Moved from “General Forums > Blender and CG Discussions” to “Support > Compositing and Post Processing” (though compositing is just one way to do it… you’ll likely also take advantage of linking objects between scenes, too).

Could you possibly direct me to somewhere where I can learn how to do that or show me how if you feel like it?

Let’s start with a few basics first. Are you using the a same render engine for both scenes? Will the shot be animated? Is your plan to have both scenes in the same .blend file, or in separate .blend files?

Same render engine, No animation, and same .blend.

I just want to know how the shadows can be seen on the ground plane which is in another scene than the object that’s casting the shadow.

Let’s say you have two scenes in your .blend file. We’ll call them Main and Shadow. In Main, you have just your object. In Shadow, the scene is identical (use linked objects), except it also has a ground plane in it. Then, back in the Main scene you can composite the two renders together. If you’re rendering with Blender Internal, you can set the plane to have a shadow-only material. In Cycles, set the ground plane to be a shadow catcher object.

Let me know if you need an example .blend file.

Thank you so much. I think you explained it to me pretty well but I think a .blend example would be extra helpful just to make sure, so if you don’t mind…

Sure thing. See if this file does it for you.

Thank you so much! That should be it. I’m so glad you helped me.

FYI . . . The notion of linked assets is very fundamental to Blender: you can link to things in other Scenes, or in completely different files. If, for instance, a prop appears throughout the film, you can define the prop once and then link to it. You can also construct sets, which incorporate linked assets, and link to them. (Blender understands multi-level linking.)

The concept has been intrinsic to Blender since its very earliest days as an internal-only tool developed by a now-defunct software company. Learn about it, and how to use it well.

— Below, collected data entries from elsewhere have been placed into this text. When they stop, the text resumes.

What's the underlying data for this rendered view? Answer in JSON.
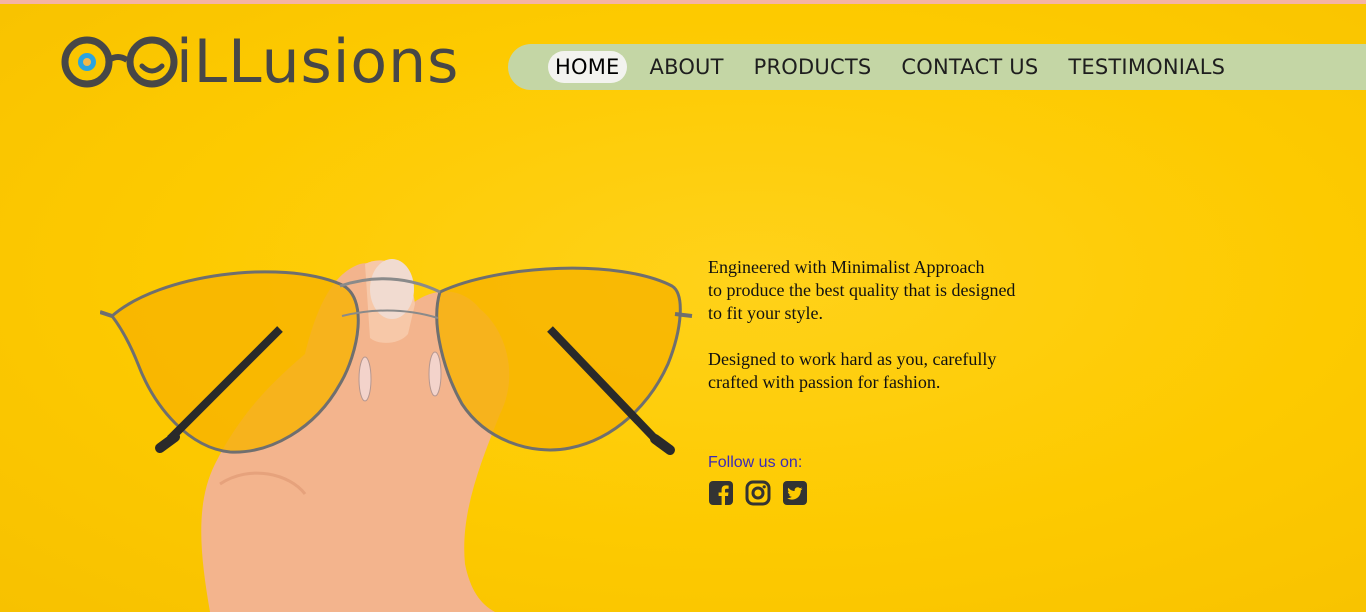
{
  "brand": {
    "name": "iLLusions"
  },
  "nav": {
    "items": [
      {
        "label": "HOME"
      },
      {
        "label": "ABOUT"
      },
      {
        "label": "PRODUCTS"
      },
      {
        "label": "CONTACT US"
      },
      {
        "label": "TESTIMONIALS"
      }
    ]
  },
  "hero": {
    "paragraph_1": {
      "line_1": "Engineered with Minimalist Approach",
      "line_2": "to produce the best quality that is designed",
      "line_3": "to fit your style."
    },
    "paragraph_2": {
      "line_1": "Designed to work hard as you, carefully",
      "line_2": "crafted with passion for fashion."
    },
    "follow_label": "Follow us on:",
    "socials": [
      "facebook-icon",
      "instagram-icon",
      "twitter-icon"
    ]
  },
  "colors": {
    "background": "#fdc900",
    "nav_bar": "#c4d6a5",
    "logo": "#474747",
    "follow_text": "#3c2bb8"
  }
}
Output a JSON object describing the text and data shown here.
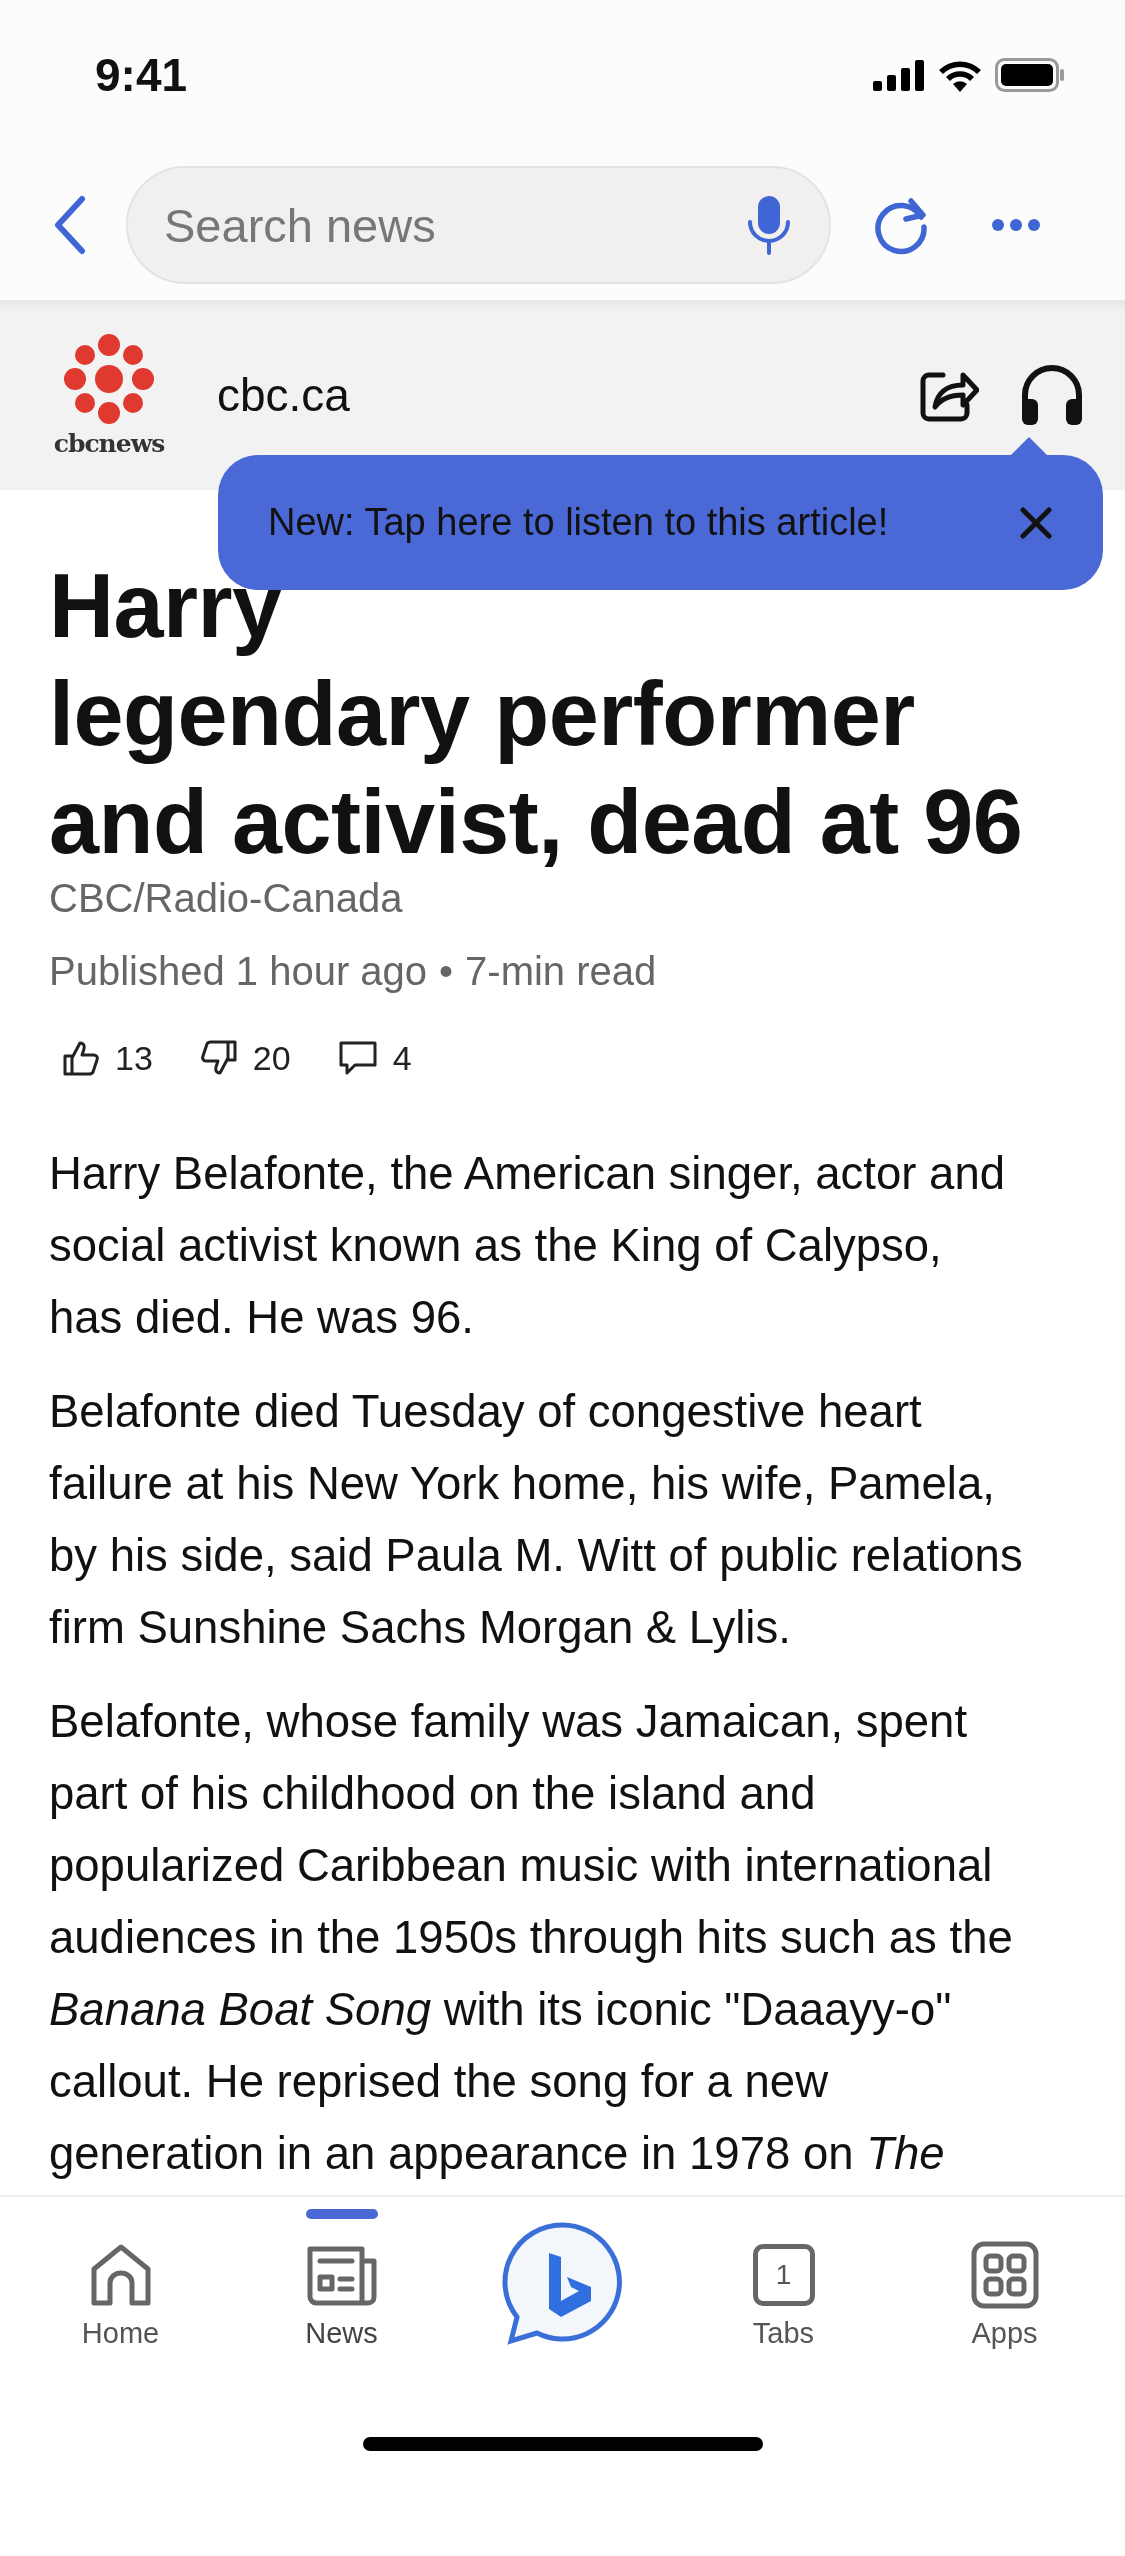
{
  "status_bar": {
    "time": "9:41"
  },
  "toolbar": {
    "search": {
      "placeholder": "Search news"
    }
  },
  "source": {
    "logo_text": "cbcnews",
    "domain": "cbc.ca"
  },
  "tooltip": {
    "text": "New: Tap here to listen to this article!"
  },
  "article": {
    "title_lines": [
      "Harry",
      "legendary performer",
      "and activist, dead at 96"
    ],
    "publisher": "CBC/Radio-Canada",
    "published": "Published 1 hour ago",
    "separator": "•",
    "read_time": "7-min read",
    "reactions": [
      {
        "kind": "like",
        "count": "13"
      },
      {
        "kind": "dislike",
        "count": "20"
      },
      {
        "kind": "comment",
        "count": "4"
      }
    ],
    "paragraphs": [
      "Harry Belafonte, the American singer, actor and social activist known as the King of Calypso, has died. He was 96.",
      "Belafonte died Tuesday of congestive heart failure at his New York home, his wife, Pamela, by his side, said Paula M. Witt of public relations firm Sunshine Sachs Morgan & Lylis.",
      "Belafonte, whose family was Jamaican, spent part of his childhood on the island and popularized Caribbean music with international audiences in the 1950s through hits such as the *Banana Boat Song* with its iconic \"Daaayy-o\" callout. He reprised the song for a new generation in an appearance in 1978 on *The*"
    ]
  },
  "tab_bar": [
    {
      "kind": "home",
      "label": "Home",
      "selected": false
    },
    {
      "kind": "news",
      "label": "News",
      "selected": true
    },
    {
      "kind": "copilot",
      "selected": false
    },
    {
      "kind": "tabs",
      "label": "Tabs",
      "count": "1",
      "selected": false
    },
    {
      "kind": "apps",
      "label": "Apps",
      "selected": false
    }
  ]
}
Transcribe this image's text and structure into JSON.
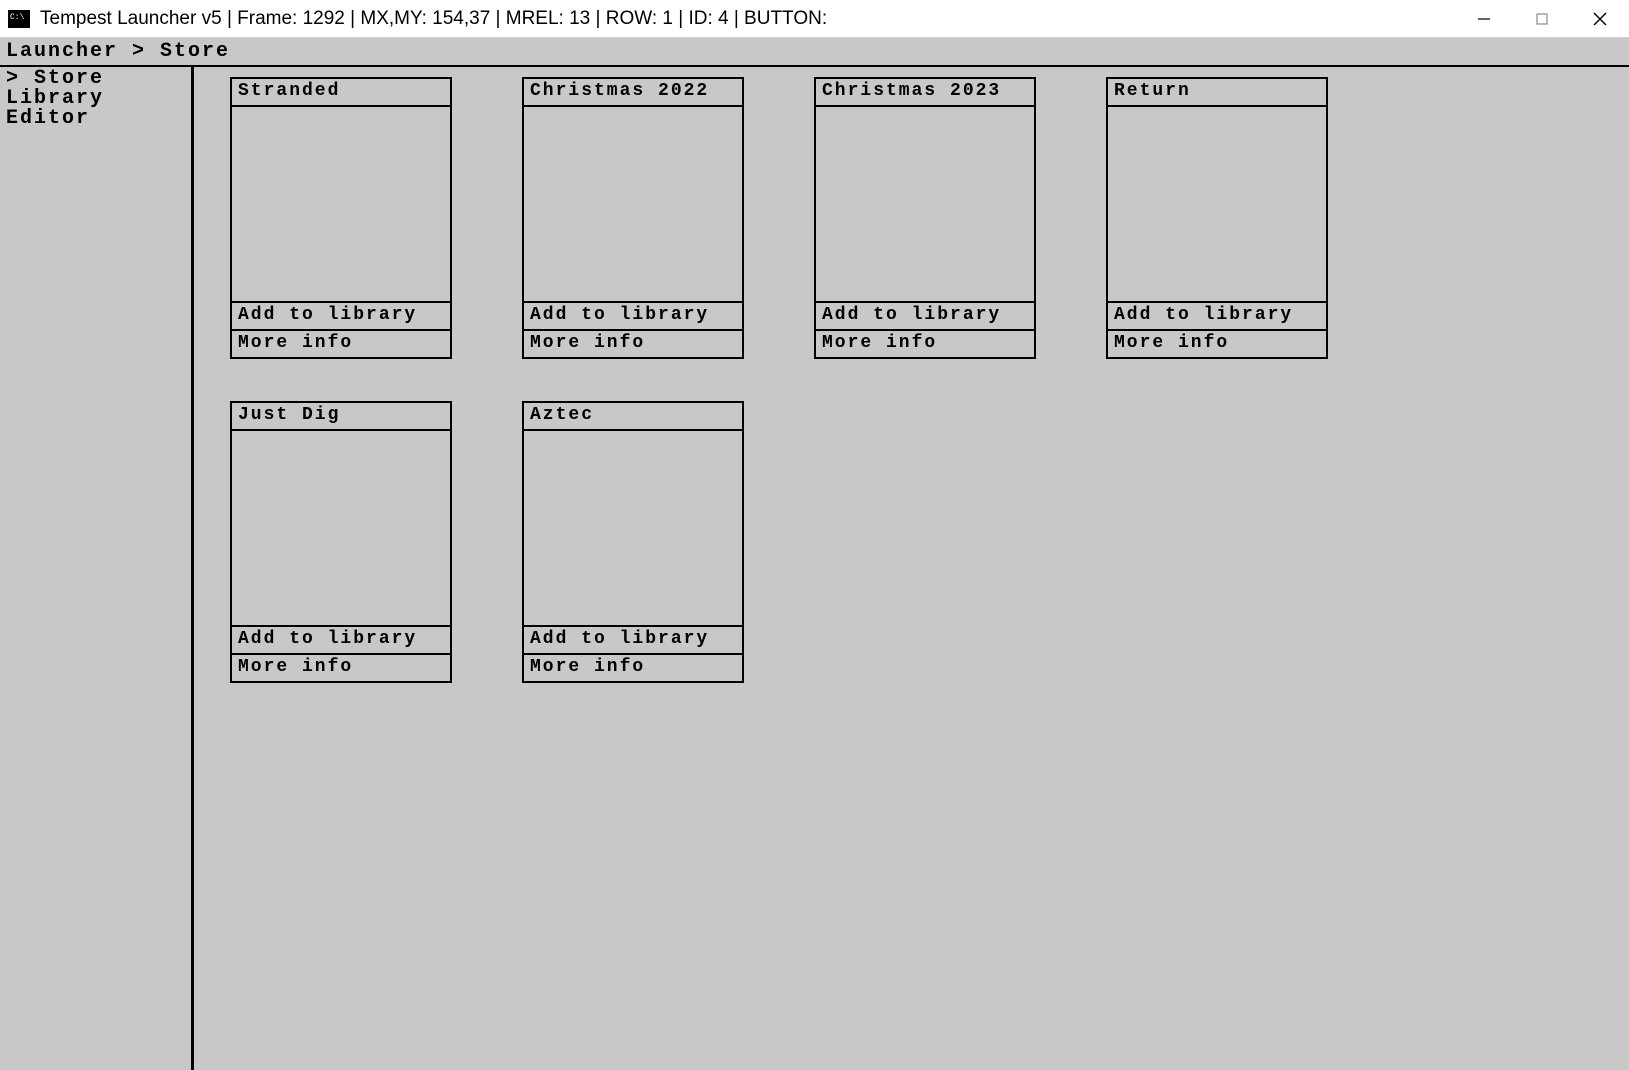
{
  "window": {
    "title": "Tempest Launcher v5 | Frame: 1292 | MX,MY: 154,37 | MREL: 13 | ROW: 1 | ID: 4 | BUTTON:"
  },
  "breadcrumb": {
    "text": "Launcher > Store"
  },
  "sidebar": {
    "items": [
      {
        "label": "> Store"
      },
      {
        "label": "Library"
      },
      {
        "label": "Editor"
      }
    ]
  },
  "buttons": {
    "add_to_library": "Add to library",
    "more_info": "More info"
  },
  "store": {
    "items": [
      {
        "title": "Stranded"
      },
      {
        "title": "Christmas 2022"
      },
      {
        "title": "Christmas 2023"
      },
      {
        "title": "Return"
      },
      {
        "title": "Just Dig"
      },
      {
        "title": "Aztec"
      }
    ]
  }
}
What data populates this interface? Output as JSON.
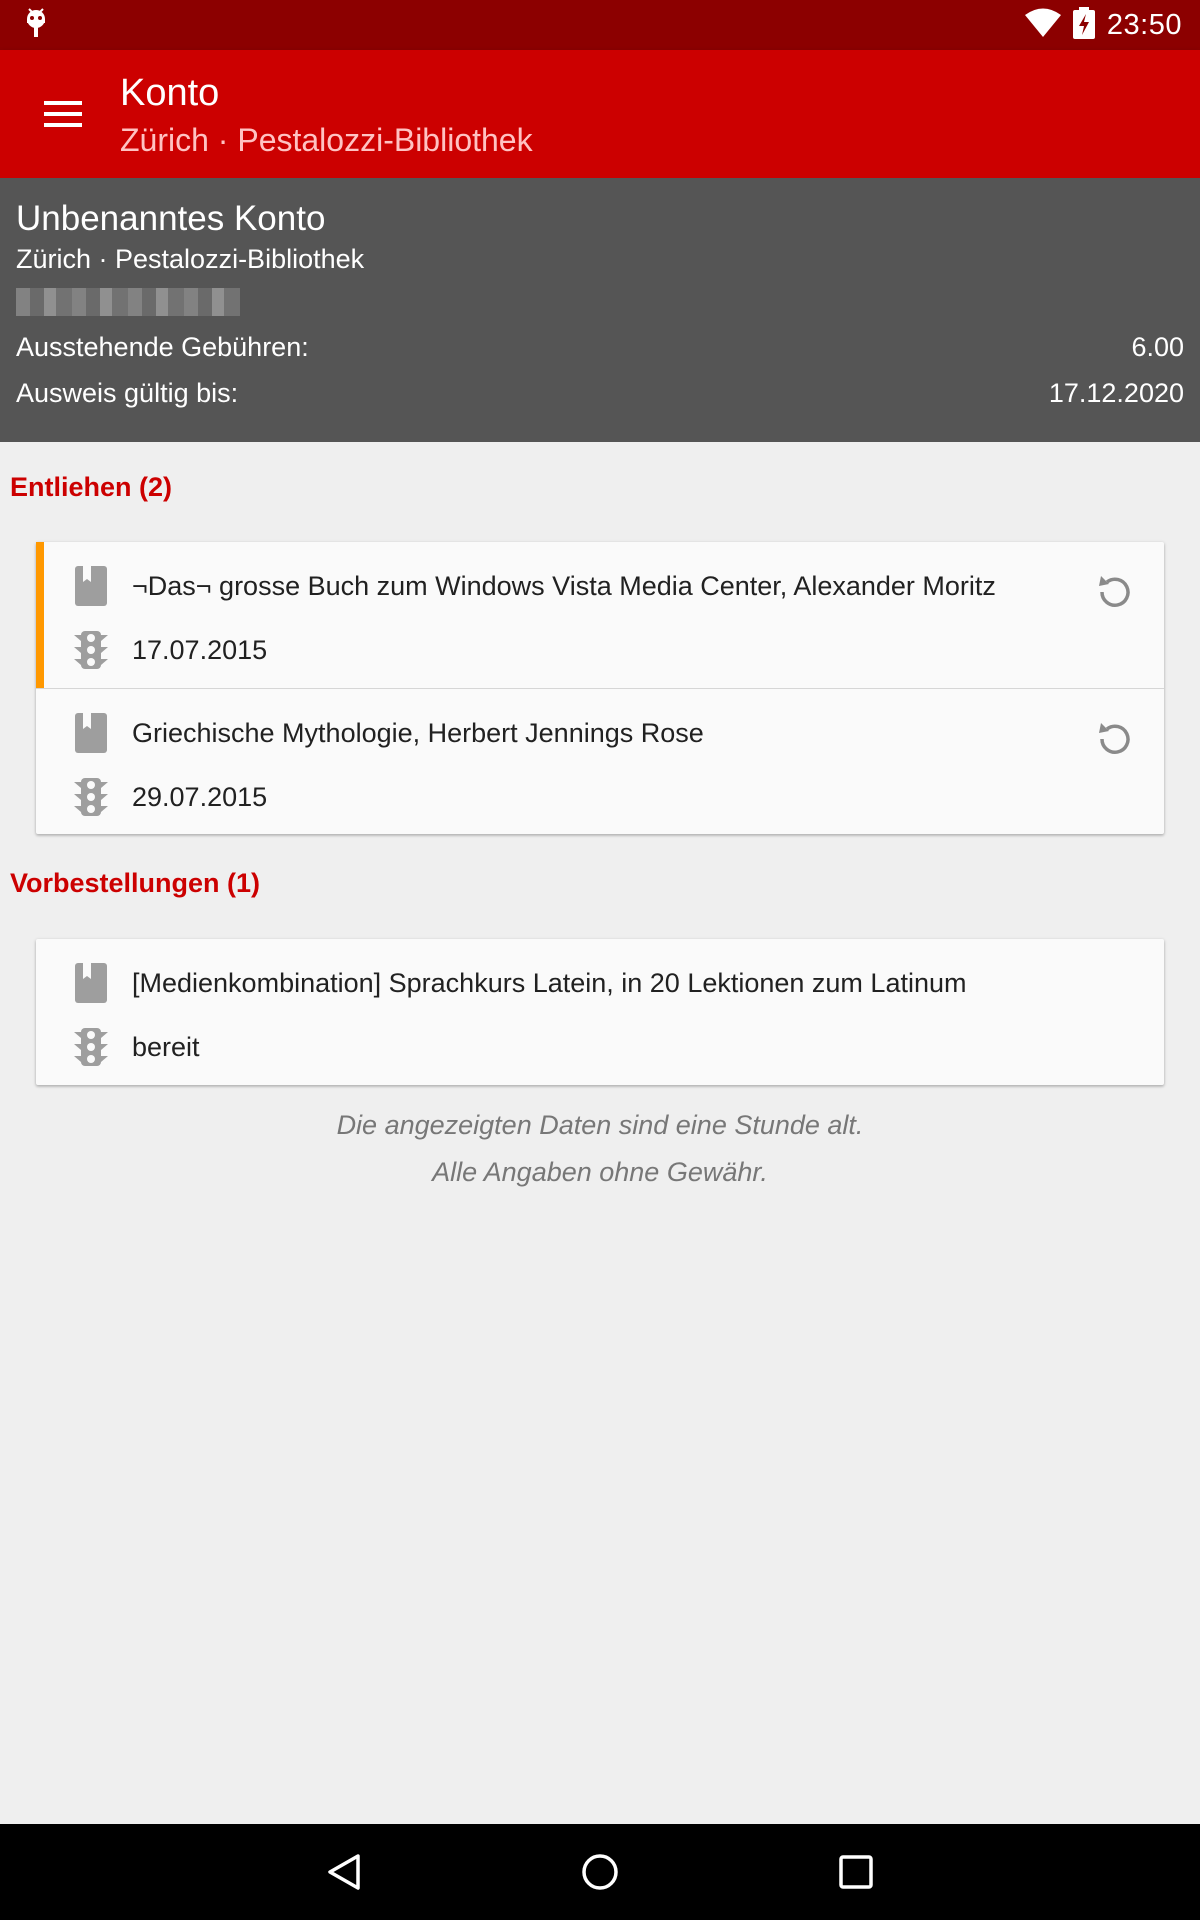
{
  "status_bar": {
    "time": "23:50",
    "icons": [
      "android-debug-icon",
      "wifi-icon",
      "battery-charging-icon"
    ]
  },
  "app_bar": {
    "title": "Konto",
    "subtitle": "Zürich · Pestalozzi-Bibliothek",
    "menu_icon": "hamburger-menu-icon"
  },
  "account": {
    "name": "Unbenanntes Konto",
    "library": "Zürich · Pestalozzi-Bibliothek",
    "fees_label": "Ausstehende Gebühren:",
    "fees_value": "6.00",
    "valid_label": "Ausweis gültig bis:",
    "valid_value": "17.12.2020"
  },
  "lent": {
    "title": "Entliehen (2)",
    "items": [
      {
        "title": "¬Das¬ grosse Buch zum Windows Vista Media Center, Alexander Moritz",
        "date": "17.07.2015",
        "overdue": true
      },
      {
        "title": "Griechische Mythologie, Herbert Jennings Rose",
        "date": "29.07.2015",
        "overdue": false
      }
    ]
  },
  "reservations": {
    "title": "Vorbestellungen (1)",
    "items": [
      {
        "title": "[Medienkombination] Sprachkurs Latein, in 20 Lektionen zum Latinum",
        "status": "bereit"
      }
    ]
  },
  "footer": {
    "line1": "Die angezeigten Daten sind eine Stunde alt.",
    "line2": "Alle Angaben ohne Gewähr."
  },
  "colors": {
    "primary": "#cc0000",
    "primary_dark": "#8c0000",
    "header_bg": "#555555",
    "overdue": "#ff9800",
    "icon_grey": "#9e9e9e"
  }
}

I often use one or more Scenes in a particular blend-file … sometimes the scenes themselves are links … so that I can then link to all or part of those Scenes in other Scenes. The whole idea is to leverage the linking concept to minimize work and to promote consistency between shots. (Especially when you change something, knowing that the change will be instantly reflected by every other file that links(!) to it.)

For instance – if you’ve got lots of uses of a particular Scene, but one which incorporates that “object from another Scene,” one way to describe that “but one” scene is to create a new scene which links to its ancestor (to thereby pick up everything from it), then links to the added asset(s). This new scene becomes a way of grouping the assets (and scenes) from several prior sources, without duplicating anything. Everything is linked, not copied.

Yeah. I used to know all that. I stopped Blender and picked up Music for more than a year and forgot all about Blender.
What’s funny is how I actually started making music because I had the brilliant idea to try and use Blender’s Vid Seq editor to make simple tracks and beats. They had pitch-shifting and you could even export the sound files out as a .flac or .mp3, and that struck the entire thing! That’s why I’m not so into Blender anymore. I just remembered it now and remembered how fun it was a year ago. I’m back now and ran into something I found familiar, but couldn’t remember how to do. If you feel like it, I could send my SoundCloud to you in a private message. Then you could see what led me away, and what I’ve been spending my time on xD.

Thank you again for all the help. It really worked this time!

-Official R!CO

Oops. Wrong person. It’s ok. Thanks though. I still meant the thank you.